One of the main parameters affecting the determination of a company’s value is its financial debt. Most acquisition operations are established on a cash free, debt free basis. Thus, for the purposes of determining the price, the price is established on the basis of current profits from which the financial debt is subtracted.
Generally speaking, the debt items deducted from the price correspond to interest bearing debt, which is typically bank debt, net of cash and other liquid items. In addition to bank debt, other items that can be assimilated to financial debt must be considered. These should include, among others, deferrals from the tax authorities, debt related to investments, related companies or current suppliers not paid on maturity. All these concepts must be well analysed since they may alter the financial position of a company by hiding a higher level of financial debt. The seller could, for example, delay payment to suppliers in order to reduce their bank debt and obtain a higher price for the company.
Debt and letter of internet
The previous agreements reached between the buyer and seller are set out in the Letter of Intent, a document which sets out the conditions and basis on which the transaction will take place. The lack of a single definition of financial debt, it requires special attention in the Letter of Intent. It is essential to determine the level of debt expected at the closing of the transaction and the concepts that will be considered. Examples and hypothetical estimates can provide clarity.
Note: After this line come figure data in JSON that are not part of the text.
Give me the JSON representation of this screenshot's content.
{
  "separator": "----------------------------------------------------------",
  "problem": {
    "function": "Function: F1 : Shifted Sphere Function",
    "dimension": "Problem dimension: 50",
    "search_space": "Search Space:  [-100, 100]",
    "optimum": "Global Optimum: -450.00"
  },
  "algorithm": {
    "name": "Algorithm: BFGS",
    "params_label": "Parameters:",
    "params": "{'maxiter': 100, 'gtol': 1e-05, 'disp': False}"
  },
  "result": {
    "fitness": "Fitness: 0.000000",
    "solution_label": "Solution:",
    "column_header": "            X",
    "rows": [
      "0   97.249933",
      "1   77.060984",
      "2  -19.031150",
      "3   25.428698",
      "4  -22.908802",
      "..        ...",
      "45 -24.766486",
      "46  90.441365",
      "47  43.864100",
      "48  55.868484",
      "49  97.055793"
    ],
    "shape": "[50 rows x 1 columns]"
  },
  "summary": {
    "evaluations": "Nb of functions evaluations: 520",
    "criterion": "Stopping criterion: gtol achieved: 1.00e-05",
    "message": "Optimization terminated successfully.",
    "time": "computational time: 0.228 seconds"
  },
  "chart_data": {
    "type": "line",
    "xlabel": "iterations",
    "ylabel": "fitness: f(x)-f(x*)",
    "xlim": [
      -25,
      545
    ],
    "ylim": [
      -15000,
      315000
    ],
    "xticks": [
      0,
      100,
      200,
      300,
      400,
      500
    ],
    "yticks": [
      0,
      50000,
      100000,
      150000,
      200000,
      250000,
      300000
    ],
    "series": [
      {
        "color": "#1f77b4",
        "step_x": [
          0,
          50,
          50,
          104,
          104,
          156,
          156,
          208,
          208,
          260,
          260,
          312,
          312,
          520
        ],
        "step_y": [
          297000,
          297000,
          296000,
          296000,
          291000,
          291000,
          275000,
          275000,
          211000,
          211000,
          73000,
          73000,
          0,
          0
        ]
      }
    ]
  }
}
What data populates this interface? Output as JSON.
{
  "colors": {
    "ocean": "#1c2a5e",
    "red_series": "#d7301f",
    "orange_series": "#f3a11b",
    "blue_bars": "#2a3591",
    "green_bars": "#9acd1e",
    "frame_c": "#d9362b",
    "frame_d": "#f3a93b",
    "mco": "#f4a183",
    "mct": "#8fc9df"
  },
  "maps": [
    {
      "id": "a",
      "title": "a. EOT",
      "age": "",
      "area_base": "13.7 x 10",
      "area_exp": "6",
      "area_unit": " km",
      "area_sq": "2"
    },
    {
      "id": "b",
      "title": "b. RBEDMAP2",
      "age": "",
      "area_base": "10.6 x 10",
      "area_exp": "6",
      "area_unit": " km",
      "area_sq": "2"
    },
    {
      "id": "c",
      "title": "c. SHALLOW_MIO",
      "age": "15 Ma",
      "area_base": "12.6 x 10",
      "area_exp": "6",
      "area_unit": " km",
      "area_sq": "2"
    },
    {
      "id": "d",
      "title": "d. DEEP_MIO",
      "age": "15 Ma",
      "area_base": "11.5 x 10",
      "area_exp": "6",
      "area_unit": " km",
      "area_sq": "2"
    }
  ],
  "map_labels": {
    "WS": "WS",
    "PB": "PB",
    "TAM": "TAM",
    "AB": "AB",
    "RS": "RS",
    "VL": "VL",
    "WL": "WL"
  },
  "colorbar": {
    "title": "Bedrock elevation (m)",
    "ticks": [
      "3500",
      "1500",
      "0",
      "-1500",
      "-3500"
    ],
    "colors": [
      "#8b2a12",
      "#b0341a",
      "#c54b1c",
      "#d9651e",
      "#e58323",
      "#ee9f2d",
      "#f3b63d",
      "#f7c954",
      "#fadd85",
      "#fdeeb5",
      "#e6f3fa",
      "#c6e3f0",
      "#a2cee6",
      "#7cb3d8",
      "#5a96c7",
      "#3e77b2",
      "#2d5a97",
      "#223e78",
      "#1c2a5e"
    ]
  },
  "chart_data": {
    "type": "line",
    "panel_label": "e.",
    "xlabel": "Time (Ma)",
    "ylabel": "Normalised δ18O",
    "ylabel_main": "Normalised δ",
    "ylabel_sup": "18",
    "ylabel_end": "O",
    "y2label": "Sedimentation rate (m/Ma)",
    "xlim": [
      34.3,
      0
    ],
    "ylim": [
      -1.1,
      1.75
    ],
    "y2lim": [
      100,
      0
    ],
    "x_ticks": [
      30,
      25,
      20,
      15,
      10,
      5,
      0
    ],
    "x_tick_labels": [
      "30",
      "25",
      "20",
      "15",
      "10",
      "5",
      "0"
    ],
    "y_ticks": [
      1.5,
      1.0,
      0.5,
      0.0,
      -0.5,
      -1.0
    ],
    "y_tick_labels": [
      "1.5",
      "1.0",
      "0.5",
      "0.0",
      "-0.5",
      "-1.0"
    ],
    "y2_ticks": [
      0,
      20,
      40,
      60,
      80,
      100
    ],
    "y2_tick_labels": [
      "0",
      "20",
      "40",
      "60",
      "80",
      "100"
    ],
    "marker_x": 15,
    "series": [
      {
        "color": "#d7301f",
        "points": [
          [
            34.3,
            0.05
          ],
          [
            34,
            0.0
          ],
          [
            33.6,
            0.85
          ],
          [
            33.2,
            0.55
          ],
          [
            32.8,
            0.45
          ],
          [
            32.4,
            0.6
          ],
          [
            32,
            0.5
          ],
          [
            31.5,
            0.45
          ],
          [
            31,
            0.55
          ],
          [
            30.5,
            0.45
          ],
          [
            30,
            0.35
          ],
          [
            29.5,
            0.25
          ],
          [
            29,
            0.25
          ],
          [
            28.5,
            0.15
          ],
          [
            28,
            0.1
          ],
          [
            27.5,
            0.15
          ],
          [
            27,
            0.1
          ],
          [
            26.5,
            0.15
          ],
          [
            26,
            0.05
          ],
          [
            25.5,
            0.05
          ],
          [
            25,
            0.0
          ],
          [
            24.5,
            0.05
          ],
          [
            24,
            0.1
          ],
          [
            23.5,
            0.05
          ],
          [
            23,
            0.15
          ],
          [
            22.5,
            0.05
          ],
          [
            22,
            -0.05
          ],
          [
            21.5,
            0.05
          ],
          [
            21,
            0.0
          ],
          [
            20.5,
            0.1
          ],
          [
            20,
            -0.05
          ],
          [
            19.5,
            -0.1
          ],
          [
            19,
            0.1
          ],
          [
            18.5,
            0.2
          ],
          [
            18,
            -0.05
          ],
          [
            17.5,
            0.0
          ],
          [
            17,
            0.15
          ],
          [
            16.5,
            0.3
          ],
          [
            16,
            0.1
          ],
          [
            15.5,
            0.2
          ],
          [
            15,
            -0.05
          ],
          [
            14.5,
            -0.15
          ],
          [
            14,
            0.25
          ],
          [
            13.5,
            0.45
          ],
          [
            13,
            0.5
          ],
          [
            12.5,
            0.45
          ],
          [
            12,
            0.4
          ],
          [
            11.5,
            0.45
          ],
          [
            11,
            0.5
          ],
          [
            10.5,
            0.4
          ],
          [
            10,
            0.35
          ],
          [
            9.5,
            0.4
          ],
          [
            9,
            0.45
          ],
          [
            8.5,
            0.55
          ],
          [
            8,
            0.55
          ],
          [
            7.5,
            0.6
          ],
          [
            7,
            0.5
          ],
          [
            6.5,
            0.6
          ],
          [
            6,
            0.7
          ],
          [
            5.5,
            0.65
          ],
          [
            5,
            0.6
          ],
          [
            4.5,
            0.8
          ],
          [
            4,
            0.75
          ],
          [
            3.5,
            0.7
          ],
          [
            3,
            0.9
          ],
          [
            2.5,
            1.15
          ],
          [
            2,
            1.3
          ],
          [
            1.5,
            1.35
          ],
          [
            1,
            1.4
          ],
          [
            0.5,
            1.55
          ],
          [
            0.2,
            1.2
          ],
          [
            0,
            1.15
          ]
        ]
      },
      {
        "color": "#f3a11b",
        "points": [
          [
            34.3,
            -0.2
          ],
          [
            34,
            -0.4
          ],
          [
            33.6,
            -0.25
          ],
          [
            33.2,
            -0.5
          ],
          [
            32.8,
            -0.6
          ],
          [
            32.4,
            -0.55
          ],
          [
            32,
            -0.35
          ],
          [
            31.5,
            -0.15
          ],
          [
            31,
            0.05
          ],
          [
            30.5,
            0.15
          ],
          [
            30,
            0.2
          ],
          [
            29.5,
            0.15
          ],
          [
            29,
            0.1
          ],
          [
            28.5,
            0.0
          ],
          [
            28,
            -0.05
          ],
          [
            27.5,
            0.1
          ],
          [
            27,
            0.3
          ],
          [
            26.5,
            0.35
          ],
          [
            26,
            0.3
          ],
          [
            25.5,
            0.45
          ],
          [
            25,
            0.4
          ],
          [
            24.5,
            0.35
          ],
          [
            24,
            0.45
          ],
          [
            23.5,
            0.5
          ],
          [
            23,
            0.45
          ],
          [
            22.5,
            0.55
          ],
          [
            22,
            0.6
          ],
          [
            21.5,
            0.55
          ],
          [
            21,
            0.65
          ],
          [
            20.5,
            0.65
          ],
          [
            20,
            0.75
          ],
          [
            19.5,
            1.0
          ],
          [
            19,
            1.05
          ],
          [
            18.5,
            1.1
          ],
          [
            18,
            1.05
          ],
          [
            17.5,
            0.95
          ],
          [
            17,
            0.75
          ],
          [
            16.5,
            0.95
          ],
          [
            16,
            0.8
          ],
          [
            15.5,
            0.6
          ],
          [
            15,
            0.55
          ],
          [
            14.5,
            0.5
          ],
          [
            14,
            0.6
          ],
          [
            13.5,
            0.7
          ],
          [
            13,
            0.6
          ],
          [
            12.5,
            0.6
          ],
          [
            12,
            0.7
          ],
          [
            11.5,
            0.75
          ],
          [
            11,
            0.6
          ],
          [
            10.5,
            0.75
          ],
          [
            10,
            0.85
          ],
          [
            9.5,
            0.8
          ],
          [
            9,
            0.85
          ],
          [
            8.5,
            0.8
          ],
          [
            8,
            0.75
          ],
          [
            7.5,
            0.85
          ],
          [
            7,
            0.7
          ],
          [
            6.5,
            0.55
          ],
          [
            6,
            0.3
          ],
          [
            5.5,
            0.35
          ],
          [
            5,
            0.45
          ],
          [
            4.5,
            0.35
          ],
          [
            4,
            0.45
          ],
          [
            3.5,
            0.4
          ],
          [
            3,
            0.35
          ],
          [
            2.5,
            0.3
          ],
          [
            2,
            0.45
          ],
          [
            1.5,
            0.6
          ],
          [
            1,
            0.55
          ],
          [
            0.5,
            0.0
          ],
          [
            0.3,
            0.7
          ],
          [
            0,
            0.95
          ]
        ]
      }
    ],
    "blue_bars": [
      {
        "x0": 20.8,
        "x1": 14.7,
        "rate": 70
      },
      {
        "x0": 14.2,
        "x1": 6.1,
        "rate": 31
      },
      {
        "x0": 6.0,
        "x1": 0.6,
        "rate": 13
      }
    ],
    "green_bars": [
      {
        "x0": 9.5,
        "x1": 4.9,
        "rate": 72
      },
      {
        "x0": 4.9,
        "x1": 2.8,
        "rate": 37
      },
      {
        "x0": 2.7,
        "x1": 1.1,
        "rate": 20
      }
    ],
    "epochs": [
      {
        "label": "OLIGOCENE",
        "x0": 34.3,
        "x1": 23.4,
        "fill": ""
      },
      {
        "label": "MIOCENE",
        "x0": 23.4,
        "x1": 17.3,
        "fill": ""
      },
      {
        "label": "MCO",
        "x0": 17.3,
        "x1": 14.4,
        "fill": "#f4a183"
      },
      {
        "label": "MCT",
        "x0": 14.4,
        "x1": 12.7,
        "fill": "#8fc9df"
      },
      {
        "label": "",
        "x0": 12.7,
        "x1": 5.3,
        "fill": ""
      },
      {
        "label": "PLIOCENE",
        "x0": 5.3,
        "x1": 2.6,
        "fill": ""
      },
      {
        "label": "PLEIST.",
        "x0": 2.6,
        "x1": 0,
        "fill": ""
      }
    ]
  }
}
A company acquisition requires a large deployment of internal and external resources and access to confidential and strategic information. In the interest of the parties, the items should be clearly defined in the letter of intention, thus avoiding problems at the final moments that will endanger the transaction.
A company’s financing needs and debt level depend on the seasonality of the business and its working capital structure (levels of customers, stocks, suppliers, etc.). The fluctuation of these items affects the evolution of the financial debt, and their analysis must be covered during the due diligence process. The due diligence team will focus part of its work on determining the working capital levels of the business, as well as identifying and quantifying the financial debt.
So, there is no single definition of financial debt. Due to its significant relevance in the determination of the price, its definition and content must be established between the parties negotiating a transaction. The subsequent analysis and quantification of the debt must be carried out within the framework of due diligence.